Sharks have much more reason to be afraid of us humans than we do of them. For roughly every recorded shark attack in the world, human beings kill about 1.45 million sharks. (About 100 million sharks are killed each year mostly for their cartilaginous fins; there have been 69 shark attacks documented this year; 7 of those incidents later proved fatal and 5 attacks were provoked.)
Being apex predators of their oceanic realms, bipedal mammals offer easy prey as a last resort. Or are often mistaken for something else — seal lions, large fish, etc. — when these apes are atop a surfboard or inside a kayak when seen from below. Whether this attack was accidental or not, a NorCal surfer was severely bitten by a shark Sunday around 9 a.m..
As reported by the Bay Area News Group, after the surfer was attacked and brought back to shore, a tourniquet was promptly applied before a California Highway Patrol (CHP) helicopter flew him to a hospital in Santa Rosa. CHP described the man's wounds as critical, officials said.
The man, however, is expected to survive.
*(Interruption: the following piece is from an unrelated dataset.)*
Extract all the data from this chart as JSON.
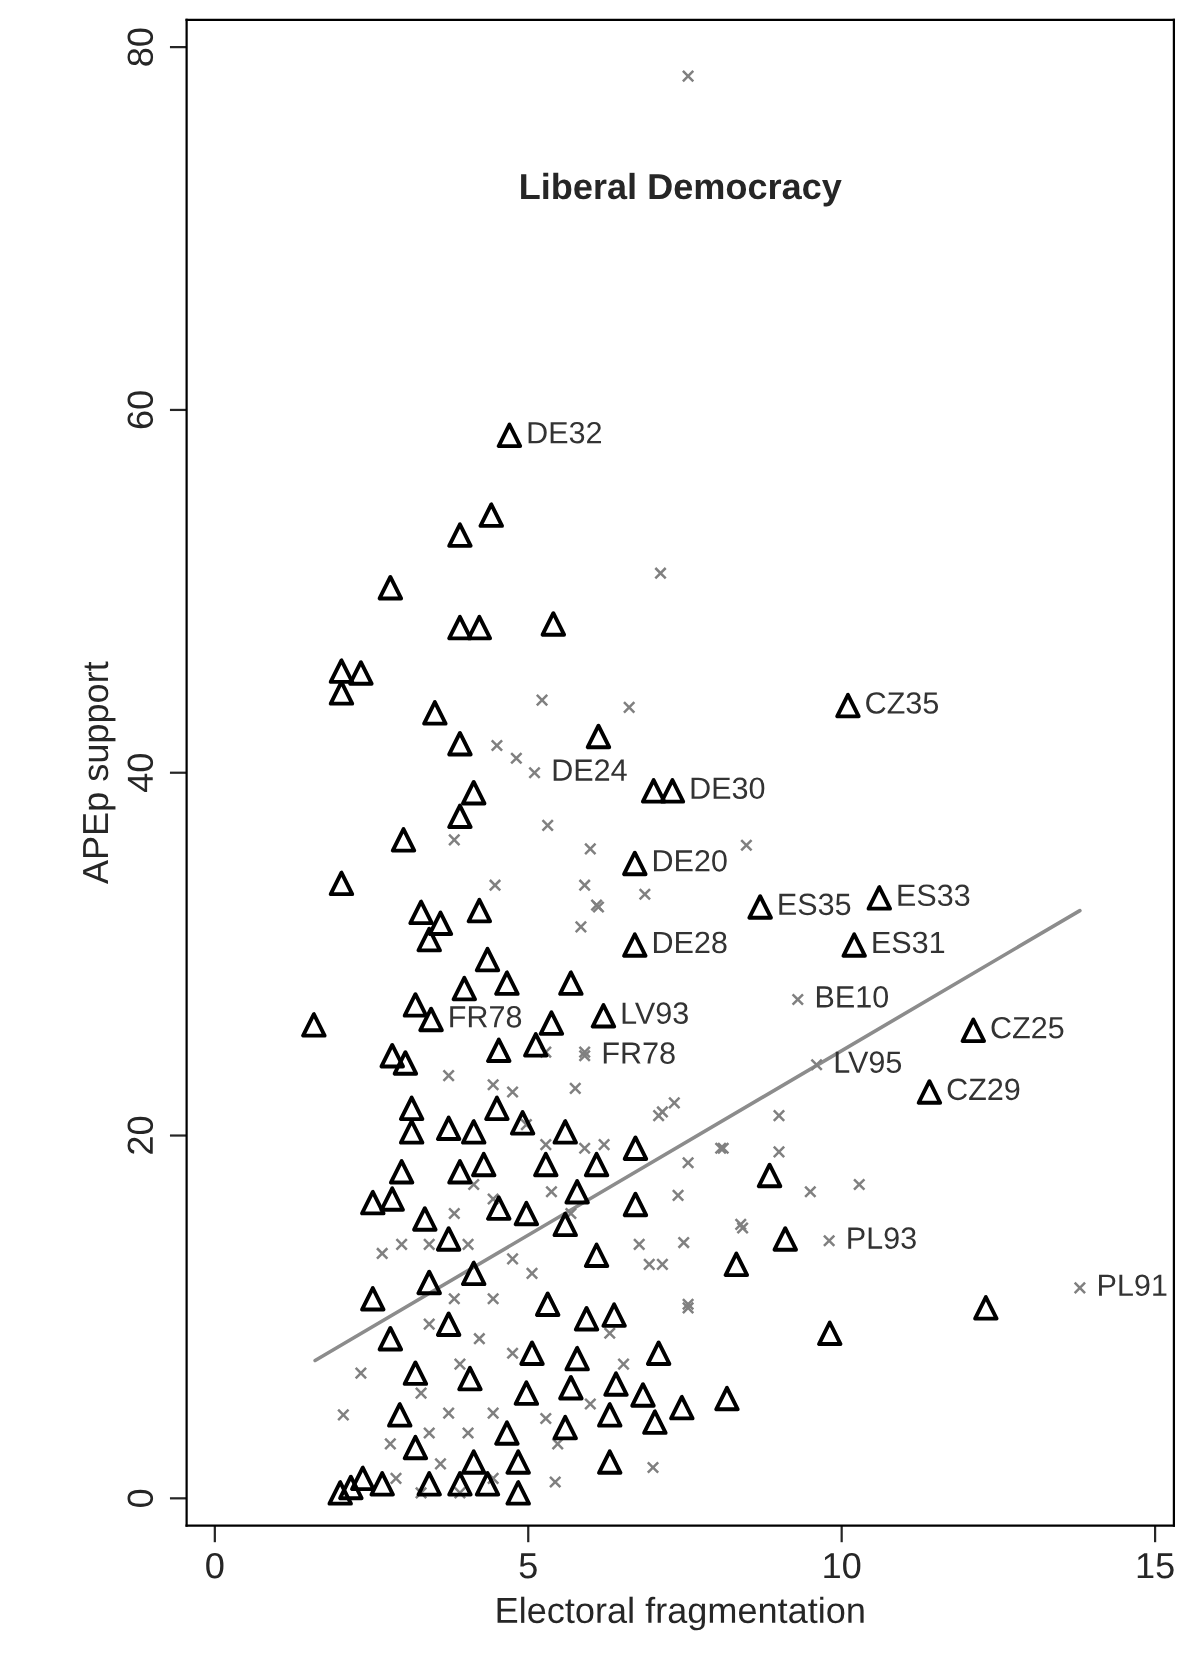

Per the news group, a study published by Stanford scientists circa 2015 found that surfers have about a 1-in-17 million risk of being attacked by a great white shark off California — the species responsible for 176 of the 198 shark "incidents" recorded by the California Department of Fish and Wildlife. By comparison, the annual risk of being killed in a plane crash for the average American is about 1-in-11 million.
In May of 2020, a shark believed to be a great white 10 to 12 feet long fatally bit 26-year-old surfer Ben Kelly at a beach just south of Santa Cruz — eight years after the last fatal shark attack was recorded in California.